JANUAR E. YAP

life as a rough draft

Thursday, May 27, 2010

Postmodern polls | Sun.Star Cebu | May 18, 2010

There is a large explosion across the street. A monstrous cloud billows over the neighborhood like an angry beast. There is fire everywhere, people spilled into the streets with expressions of shock and awe on their faces. Fire trucks arrive, but the fire arched over and licks another section across the street. You can see how powerless the firemen are against the hellish wave that gobbles every solid structure in its way. Such a gross dosage of hyper-reality, and from a distance you are looking at the whole spectacle with the heat vibrating against your face and body. There is screaming and wailing, and it is through them that you know some twenty families are trapped and are probably charred in the inner portion of the neighborhood. Because of the shouting, you also know there is fighting among people and cops and firemen and government officials. Everybody is here, except one: the media.

The day after, you switch on the radio to wait for the news program. But, no, there was no news of the fire. You turn on the TV, but no mention of it. The papers say the day before was thoroughly lackluster. Will you be disoriented? Will you for a few seconds doubt your grasp at reality? Will you think you were just dreaming the day before?

I pose these questions to my students in a class called postmodernism. A cultural theory asserts that in this day and age, there seems to be an aberration of the old concepts of truth. Reality is not what you can touch or see for yourself. The people’s grasp at reality lies at the mercy of an intermediary or the media. The copy, or “simulacra,” is what is real.

A friend of mine who was backing a candidate in his barangay in a southern town in the last election had a hard time convincing his neighbors about a certain issue. His neighbors, otherwise trusting in ordinary times, would rather believe in what a radio commentator, whom they hardly even knew personally, would say. They didn’t trust what their own neighbor was telling them.

I must have pointed this out in a column earlier during the campaign period. The old notions of machinery—where local candidates carry national contenders—have become passé. The battle is no longer fought on the ground. The skirmish takes place mid-air. Media’s power grows, not relying on reach alone, but because it has become the intermediary that practically defines and narrates what is supposed to be real in a postmodern society. As I narrated earlier, a fire that you saw with your own eyes wouldn’t be as real as when it is being narrated by media. If it didn’t come out in the news, you would have doubted for a moment whether the fire actually took place. The theory describes this as the “loss of the real.”

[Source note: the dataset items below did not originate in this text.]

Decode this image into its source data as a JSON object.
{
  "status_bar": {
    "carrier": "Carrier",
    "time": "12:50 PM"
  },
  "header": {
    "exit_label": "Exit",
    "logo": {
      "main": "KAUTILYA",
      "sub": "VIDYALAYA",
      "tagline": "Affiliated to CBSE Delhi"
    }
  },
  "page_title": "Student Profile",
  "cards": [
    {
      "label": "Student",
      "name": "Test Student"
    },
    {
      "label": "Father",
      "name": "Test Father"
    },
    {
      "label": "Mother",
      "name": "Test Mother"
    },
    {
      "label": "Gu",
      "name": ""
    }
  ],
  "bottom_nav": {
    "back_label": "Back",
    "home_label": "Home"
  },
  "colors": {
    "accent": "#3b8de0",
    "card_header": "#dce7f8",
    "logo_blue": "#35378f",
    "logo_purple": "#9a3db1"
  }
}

Villar stood a fighting chance when he bombarded the airwaves with his political ads until Aquino leveled up in both news content and advertising when the official campaign period started. The dominant message in the end put Villar in a bad light. Teodoro insisted on basking on the old notion of machinery, relying on the campaign of local candidates and didn’t invest much on media. He was practically thin air, and ran like a goat. If you believed in the surveys and closely watched it, you’d have seen that the ticks in the figures were triggered solely by what was happening on the airwaves, not by the dynamics of traditional machinery on the ground.

However, the shifting notions of “machinery” are not only brought about by this expanding role of the media, but by the change in the dynamics of power since the local government code. But let’s take that up some other time.